With a seven-game unbeaten run, tiki-taka football, and representing the Spanish community, FC Deportivo Galicia are not your average non-league football team.
FC Deportivo Galicia was founded in 1968 by Spanish migrants in Portobello, London.
It was founded as a Sunday League team before moving into the Middlesex County league system in 1995 after merging with another Spanish side.
Now residing in the Combined Counties Division 1, things are going well as they sit 3rd in the table and are currently on a seven-game unbeaten run in the league.
They are doing all of this very differently to other teams around them.
Manager Leo Decabo said: “From a football ethos perspective, it is a very unique way of playing – it is unique in that it isn’t your typical style of British football.
“When we say 1-touch, 2-touch, 3-touch, that’s what we mean. That’s how we train, that’s how we work, it’s very high paced, it’s very intense, both in games and in training sessions.”
Deportivo’s commitment to tiki-taka goes beyond words, and this makes it particularly difficult for new players who join the team.
Decabo said: “We get a lot of requests through our social media, Facebook, Twitter, Instagram now from players who want to come and play for us.
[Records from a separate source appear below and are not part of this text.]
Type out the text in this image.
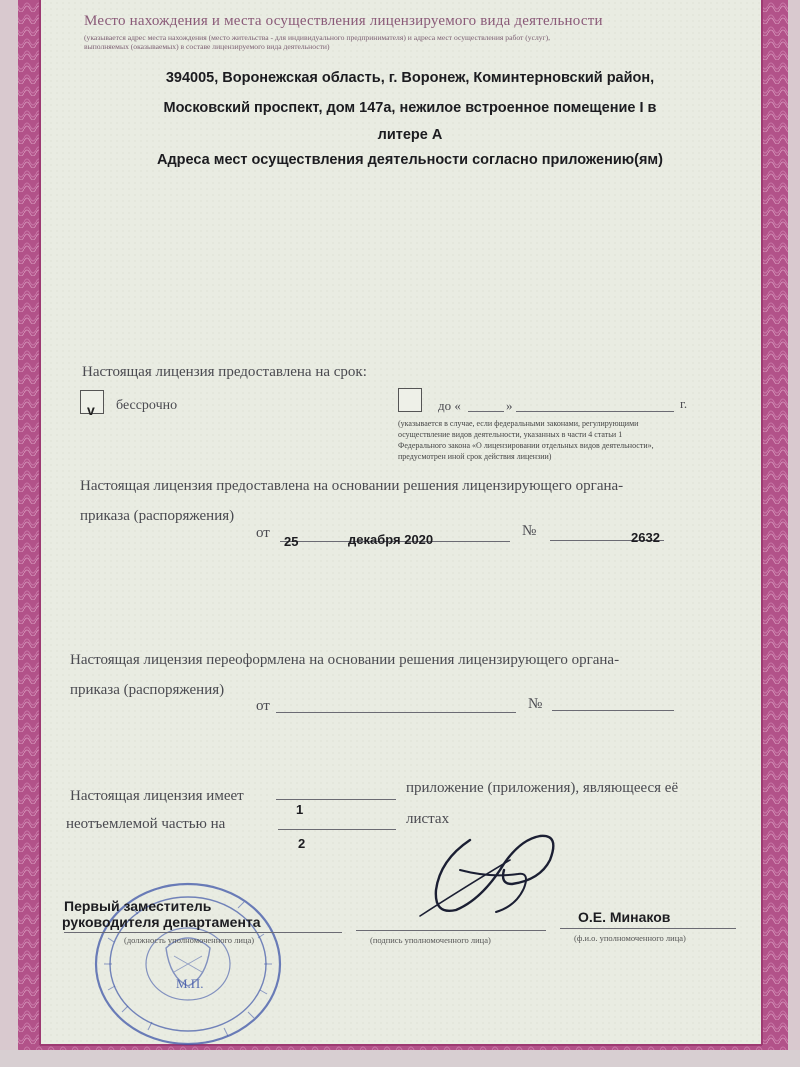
Место нахождения и места осуществления лицензируемого вида деятельности
(указывается адрес места нахождения (место жительства - для индивидуального предпринимателя) и адреса мест осуществления работ (услуг),
выполняемых (оказываемых) в составе лицензируемого вида деятельности)
394005, Воронежская область, г. Воронеж, Коминтерновский район,
Московский проспект, дом 147а, нежилое встроенное помещение I в
литере А
Адреса мест осуществления деятельности согласно приложению(ям)
Настоящая лицензия предоставлена на срок:
v бессрочно	до «	»	г.
(указывается в случае, если федеральными законами, регулирующими
осуществление видов деятельности, указанных в части 4 статьи 1
Федерального закона «О лицензировании отдельных видов деятельности»,
предусмотрен иной срок действия лицензии)
Настоящая лицензия предоставлена на основании решения лицензирующего органа-
приказа (распоряжения)
от
25	декабря 2020
№	2632
Настоящая лицензия переоформлена на основании решения лицензирующего органа-
приказа (распоряжения)
от	№
Настоящая лицензия имеет	приложение (приложения), являющееся её
1
неотъемлемой частью на	листах
2
М.П.
Первый заместитель
руководителя департамента
(должность уполномоченного лица)	(подпись уполномоченного лица)
О.Е. Минаков
(ф.и.о. уполномоченного лица)
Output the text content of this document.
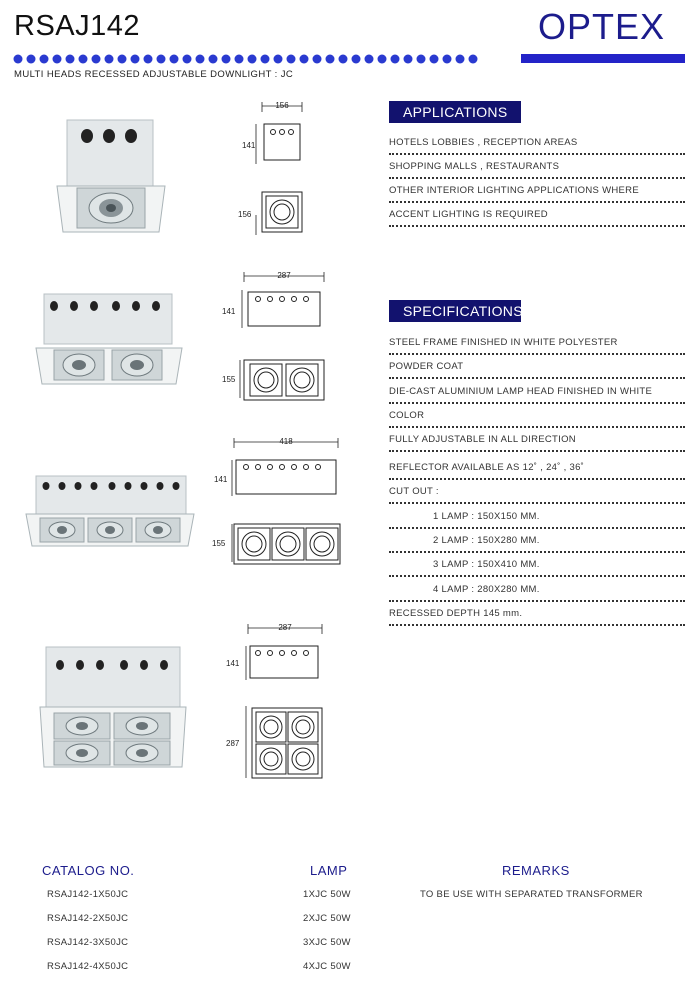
RSAJ142	OPTEX
MULTI HEADS RECESSED ADJUSTABLE DOWNLIGHT : JC
156
141
156
287
141
155
418
141
155
287
141
287
APPLICATIONS
HOTELS LOBBIES , RECEPTION AREAS
SHOPPING MALLS , RESTAURANTS
OTHER INTERIOR LIGHTING APPLICATIONS WHERE
ACCENT LIGHTING IS REQUIRED
SPECIFICATIONS
STEEL FRAME FINISHED IN WHITE POLYESTER
POWDER COAT
DIE-CAST ALUMINIUM LAMP HEAD FINISHED IN WHITE
COLOR
FULLY ADJUSTABLE IN ALL DIRECTION
REFLECTOR AVAILABLE AS 12˚ , 24˚ , 36˚
CUT OUT :
1 LAMP : 150X150 MM.
2 LAMP : 150X280 MM.
3 LAMP : 150X410 MM.
4 LAMP : 280X280 MM.
RECESSED DEPTH 145 mm.
CATALOG NO.	LAMP	REMARKS
RSAJ142-1X50JC	1XJC 50W	TO BE USE WITH SEPARATED TRANSFORMER
RSAJ142-2X50JC	2XJC 50W
RSAJ142-3X50JC	3XJC 50W
RSAJ142-4X50JC	4XJC 50W
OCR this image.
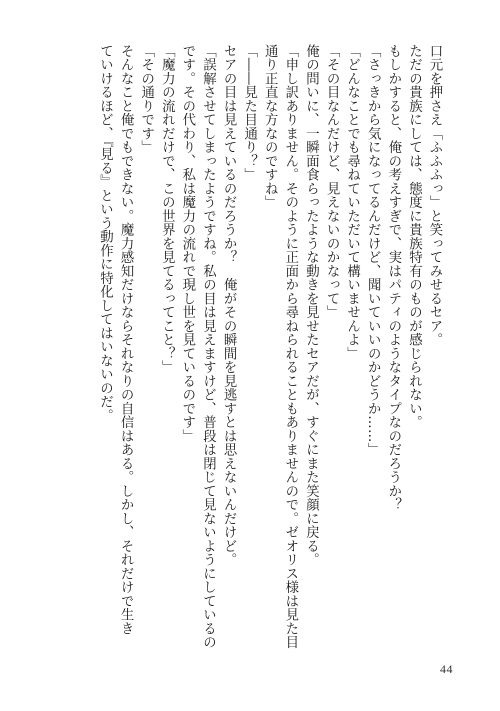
口元を押さえ「ふふふっ」と笑ってみせるセア。
ただの貴族にしては、態度に貴族特有のものが感じられない。
もしかすると、俺の考えすぎで、実はパティのようなタイプなのだろうか？
「さっきから気になってるんだけど、聞いていいのかどうか……」
「どんなことでも尋ねていただいて構いませんよ」
「その目なんだけど、見えないのかなって」
俺の問いに、一瞬面食らったような動きを見せたセアだが、すぐにまた笑顔に戻る。
「申し訳ありません。そのように正面から尋ねられることもありませんので。ゼオリス様は見た目
通り正直な方なのですね」
「――見た目通り？」
セアの目は見えているのだろうか？　俺がその瞬間を見逃すとは思えないんだけど。
「誤解させてしまったようですね。私の目は見えますけど、普段は閉じて見ないようにしているの
です。その代わり、私は魔力の流れで現し世を見ているのです」
「魔力の流れだけで、この世界を見てるってこと？」
「その通りです」
そんなこと俺でもできない。魔力感知だけならそれなりの自信はある。しかし、それだけで生き
ていけるほど、『見る』という動作に特化してはいないのだ。
44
“We want them to come down so we can get a proper look at them, and they are put under quite intense pressure in the first session.
“It is quite easy to see from a character and a football perspective whether they would fit in. It is a big learning process as they would have been used to a different style of football.
“So, for them to be told, ‘no this is how you have to play’, it applies a different kind of stress to play the one-, two-touch football and you’ve got someone bellowing in your ear with intent ‘one-, two-touch pass, move on’.
“If you end up taking a fourth or a fifth, we stop the game and just say ‘leave the ball’- the sessions are very interesting.”
Contrary to what many think, Deportivo do not have exclusively Spanish players, but they do make up a large portion of the squad, and this does throw up problems that others don’t have to deal with.
With players coming from Spain, Morocco and Algeria, holiday periods mean that many return home to their families, leaving the squad struggling to find suitable buck-ups.
However, this does not mean that they aren’t setting expectations high.
Decabo said: “We have high hopes for the season. When last-season got curtailed, we were very good.
“We got to three semi-finals, and we did really well in the mini-league when everything opened up again.
“And all of those players, plus a couple of others, are still with us, so hopefully we should push on. We will be up there.”
Promotion this season would be a huge footballing achievement and would also help Deportivo further engage the Spanish community, both in England and at home.
“Our ultimate intention is to play in the FA Cup. If we achieve that, and if we get promoted then that guarantees us participation.
“Then ultimately from a Spanish perspective that puts us on a different level because all the people back in Spain would be on it.
“At the moment it is difficult even getting Spanish people and organisations in the UK to back us, which is a little bit sad, but it is what it is, and we push on regardless.”
While on-the-pitch results are important for Deportivo Galicia, the club also serves as a valuable part of the Spanish migrant community in England.
Decabo said: “You even asking the question sends a shiver down the back because that is very important to us.
“You’ve got all these lads and lasses who have left Spain six, seven, eight years ago in some cases and these are people who ordinarily would never have met up as they come from different areas of Spain, not only Spain but Morocco and Algeria and all sorts of places.
“You have to bear in mind that a lot of these people have come over on their own, which is a huge step.
“And all of a sudden they have realised that there is a Spanish team and they come down.
“You sit outside it, and you watch them integrate with each other as they start talking, and they help each other with work, problems, and things like that and suddenly they are not alone.
“You look at all their social media posts and all the rest of it and it is a group of guys and girls who have got together through the club, and they are pretty much in each other’s pockets every weekend.”